Sunday, December 12, 2010

Even Christmas trees are trendy



It's been a few years since I went hunting for a live Christmas tree. My sweetheart has an enormous, very nice fake tree that he'd used for years and it's offered itself each year for the past five. But last year, when it shed more needles than a real tree would, its time was declared over.

This year we are getting a live tree.

"It's got to be Scotch Pine," I was informed.

"That's okay - I agree."

But I told him there would be a hitch - Scotch Pines are out of fashion. Everyone wants Douglas or Frasier firs. We might find some old fashioned Balsams. But I suspected there would be no Scotch Pines. He scoffed.

He's not scoffing now. We stopped at any number of places, small tree farms hidden miles into territory we'd never explored and big box home stores and things in between - no Scotch Pines.




"They don't hold their needles," we were told. "Last time we stocked 'em, some people tried to bring 'em back. So we decided not to sell them anymore."

That's quite a mental image - a family ripping the decorations off their tree, tying it to the roof of the car and carrying it back to the seller, demanding a refund as the poor tree's needles dropped.

My dad had visions of being a Christmas tree farmer. When I was about ten we planted three hundred Scotch pine seedlings in the back field at the rural property we had in Central NY. Years later, my then-husband and I went back with our baby boy (now 23) and cut down one of the massive trees they'd become - we took the top home and it was a wonderful Christmas tree. It seemed right that one of those trees became a Christmas tree - and the rest became an incredible pine forest full of unruly, unshaped and gorgeous tall trees.



I like the idea of a live tree this year, but have no place to plant it that seems to work.

I'd decorate the cedar tree outside my window. The cedar's a lovely thing. I'd fall off the roof.

My heart goes out to the Charlie Brown trees - the lonely little trees that don't get chosen by anyone else. I suspect that if we can't find a Scotch Pine, that will be what we choose.

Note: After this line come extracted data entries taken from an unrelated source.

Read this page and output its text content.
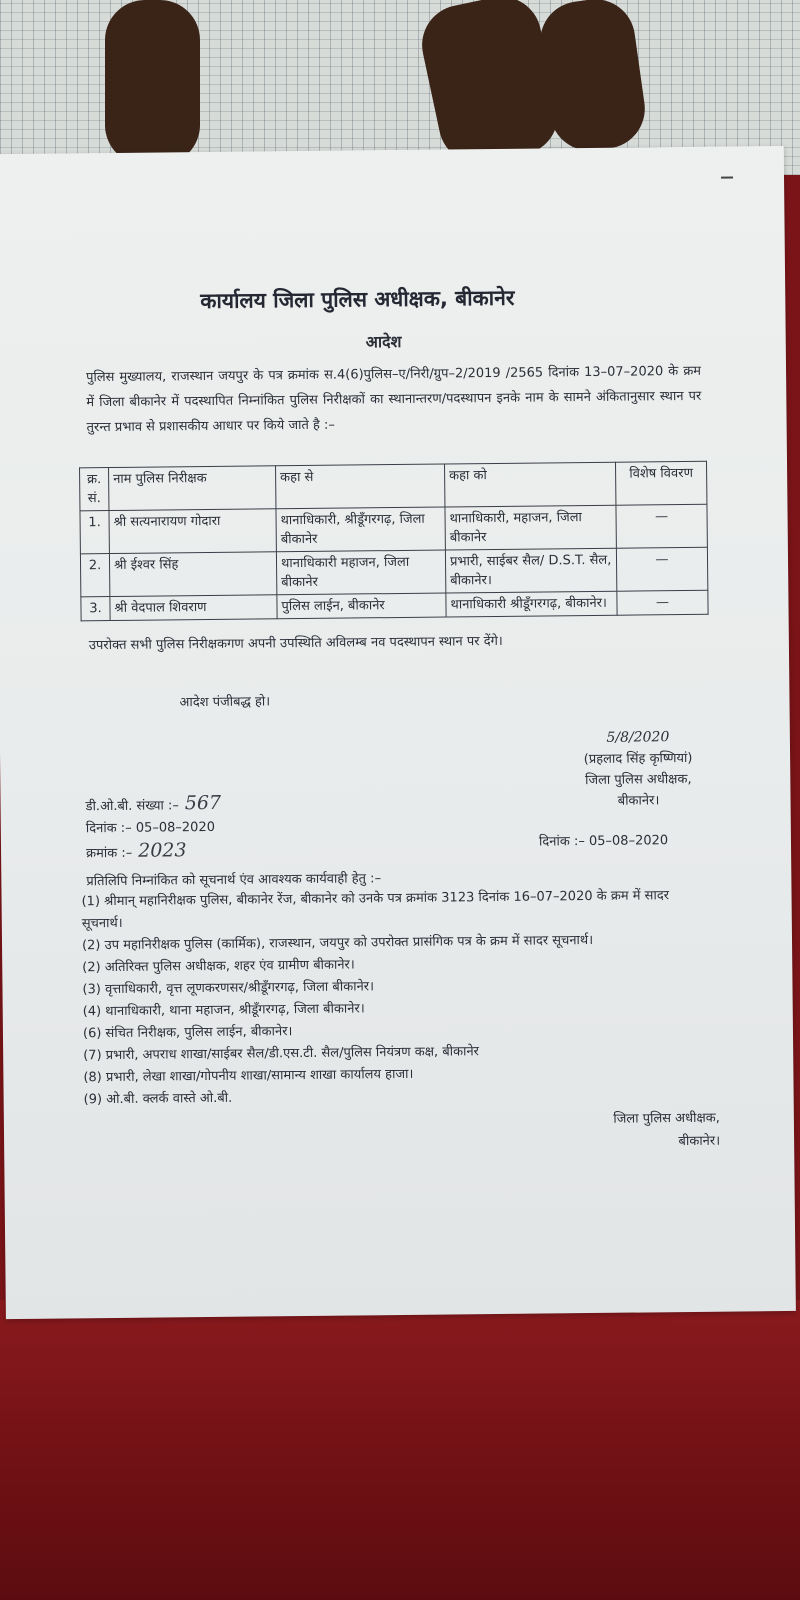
कार्यालय जिला पुलिस अधीक्षक, बीकानेर
आदेश
पुलिस मुख्यालय, राजस्थान जयपुर के पत्र क्रमांक स.4(6)पुलिस–ए/निरी/ग्रुप–2/2019 /2565 दिनांक 13–07–2020 के क्रम में जिला बीकानेर में पदस्थापित निम्नांकित पुलिस निरीक्षकों का स्थानान्तरण/पदस्थापन इनके नाम के सामने अंकितानुसार स्थान पर तुरन्त प्रभाव से प्रशासकीय आधार पर किये जाते है :–
क्र. सं.	नाम पुलिस निरीक्षक	कहा से	कहा को	विशेष विवरण
1.	श्री सत्यनारायण गोदारा	थानाधिकारी, श्रीडूँगरगढ़, जिला बीकानेर	थानाधिकारी, महाजन, जिला बीकानेर	—
2.	श्री ईश्वर सिंह	थानाधिकारी महाजन, जिला बीकानेर	प्रभारी, साईबर सैल/ D.S.T. सैल, बीकानेर।	—
3.	श्री वेदपाल शिवराण	पुलिस लाईन, बीकानेर	थानाधिकारी श्रीडूँगरगढ़, बीकानेर।	—
उपरोक्त सभी पुलिस निरीक्षकगण अपनी उपस्थिति अविलम्ब नव पदस्थापन स्थान पर देंगे।
आदेश पंजीबद्ध हो।
5/8/2020
(प्रहलाद सिंह कृष्णियां)
जिला पुलिस अधीक्षक,
बीकानेर।
डी.ओ.बी. संख्या :– 567
दिनांक :– 05–08–2020
क्रमांक :– 2023	दिनांक :– 05–08–2020
प्रतिलिपि निम्नांकित को सूचनार्थ एंव आवश्यक कार्यवाही हेतु :–
(1) श्रीमान् महानिरीक्षक पुलिस, बीकानेर रेंज, बीकानेर को उनके पत्र क्रमांक 3123 दिनांक 16–07–2020 के क्रम में सादर सूचनार्थ।
(2) उप महानिरीक्षक पुलिस (कार्मिक), राजस्थान, जयपुर को उपरोक्त प्रासंगिक पत्र के क्रम में सादर सूचनार्थ।
(2) अतिरिक्त पुलिस अधीक्षक, शहर एंव ग्रामीण बीकानेर।
(3) वृत्ताधिकारी, वृत्त लूणकरणसर/श्रीडूँगरगढ़, जिला बीकानेर।
(4) थानाधिकारी, थाना महाजन, श्रीडूँगरगढ़, जिला बीकानेर।
(6) संचित निरीक्षक, पुलिस लाईन, बीकानेर।
(7) प्रभारी, अपराध शाखा/साईबर सैल/डी.एस.टी. सैल/पुलिस नियंत्रण कक्ष, बीकानेर
(8) प्रभारी, लेखा शाखा/गोपनीय शाखा/सामान्य शाखा कार्यालय हाजा।
(9) ओ.बी. क्लर्क वास्ते ओ.बी.
जिला पुलिस अधीक्षक,
बीकानेर।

But isn't it strange that things simply disappear as tastes change? No more Scotch Pines - and no one said a word. They just stopped being sold.

What else has simply faded away?

4 comments:

musingegret said...

"What else has simply faded away?
"

Funny thing; my brother and I were discussing this very idea at my Mom's 80th birthday celebration. No more phone booths. No more racks of camera film behind the checkout counters at Walgreen's. Few cassette tapes; few videotapes. No rotary dial phones.
I enjoy your blog!

Susan said...

And the final Kodachrome processing center just closed. But I have a black rotary wall phone that serves as my kitchen clock. Maybe for the new year I'll get a typewriter!
Happy new year, Musingegret. Thanks for the note!

Jo said...

I love this post, and I'm so glad I ran across your blog.

The description of yourself caught my eye..I consider myself to be a charter member of the Pollyana Club. ;-)

Susan said...

Jo, glad to meet you. Sorry to say Pollyanna's not feeling too robust right now, as this whole bird/fish thing has got me rattled.
But as a rule, we're members of the same tribe.